Juuni Kokuki: Guren no Shirube Koujin no Michi was released for PlayStation 2 on August 28, 2003. It follows Yoko's journey to becoming Empress of Kei. While classified as an RPG, it is often described as an adventure game. The game was re-released in Konami's The Best lineup on June 9, 2004. Yoko is capable of summoning Keiki's Shirei into battle as well as having additional party members.
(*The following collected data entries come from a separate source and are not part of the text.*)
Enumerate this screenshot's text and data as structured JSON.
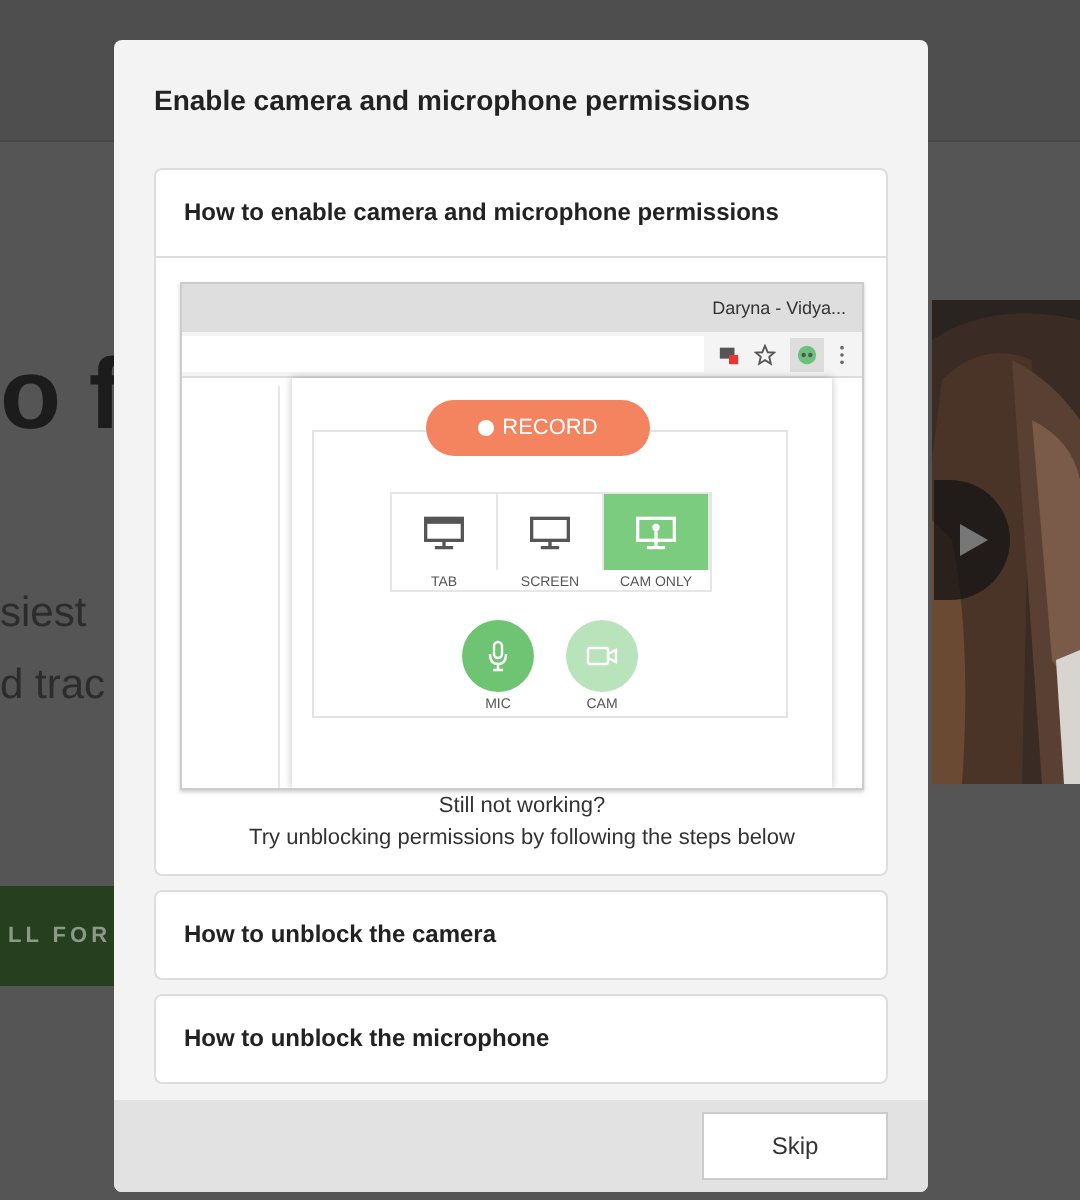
{
  "background": {
    "heading": "o f",
    "lines": [
      "siest",
      "d trac"
    ],
    "button": "LL FOR",
    "video": {
      "kind": "picture"
    }
  },
  "dialog": {
    "title": "Enable camera and microphone permissions",
    "sections": [
      {
        "title": "How to enable camera and microphone permissions",
        "expanded": true,
        "screenshot": {
          "window_title": "Daryna - Vidya...",
          "record_button": "RECORD",
          "modes": [
            {
              "label": "TAB",
              "kind": "tab",
              "selected": false
            },
            {
              "label": "SCREEN",
              "kind": "screen",
              "selected": false
            },
            {
              "label": "CAM ONLY",
              "kind": "cam",
              "selected": true
            }
          ],
          "toggles": [
            {
              "label": "MIC",
              "kind": "mic",
              "on": true
            },
            {
              "label": "CAM",
              "kind": "cam",
              "on": false
            }
          ]
        },
        "help_lines": [
          "Still not working?",
          "Try unblocking permissions by following the steps below"
        ]
      },
      {
        "title": "How to unblock the camera",
        "expanded": false
      },
      {
        "title": "How to unblock the microphone",
        "expanded": false
      }
    ],
    "buttons": [
      "Skip"
    ]
  }
}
Juuni Kokuki: Kakukakutaru Oudou Kouryoku no Uka was released for PlayStation 2 on April 4, 2004, and is a sequel to the first game, continuing with Yoko's problems after she becomes the monarch of Kei. Game data from the first game can be loaded into the second. This game contains more RPG elements than the first with party-/menu-based battles becoming standard. Many of the event scenes are pulled from the novels but there are also scenes made just for the game.

=== Musical ===
In February 2025 the novel was announced to be turned into a musical. It adapted the first arc, Shadow of the Moon, Sea of Shadow. The musical opened in December 2025 at Nissay Theatre in Tokyo, before moving through Fukuoka, Osaka, and Aichi in the following January and February. The musical was directed by Kazuya Yamada, with scripting and song lyrics by Tsuneyasu Motoyoshi, and music composition by Erika Fukusawa. The role of Youko Nakajima was double-cast, with a different actress depending on the world she is in. The announced cast list is as follows:

- Youko Nakajima played by Rei Yuzuka / Ririka Kato
- Rakushun played by Motohiro Ota / Hikaru Makishima
- Aozaru played by Yukji Tamaki
- Joei played by Maaya Harada
- Enou played by Shohei
- Keiki played by Hiroki Aiba

==Reception==
By March 2020, the novel series had over 12 million copies in circulation.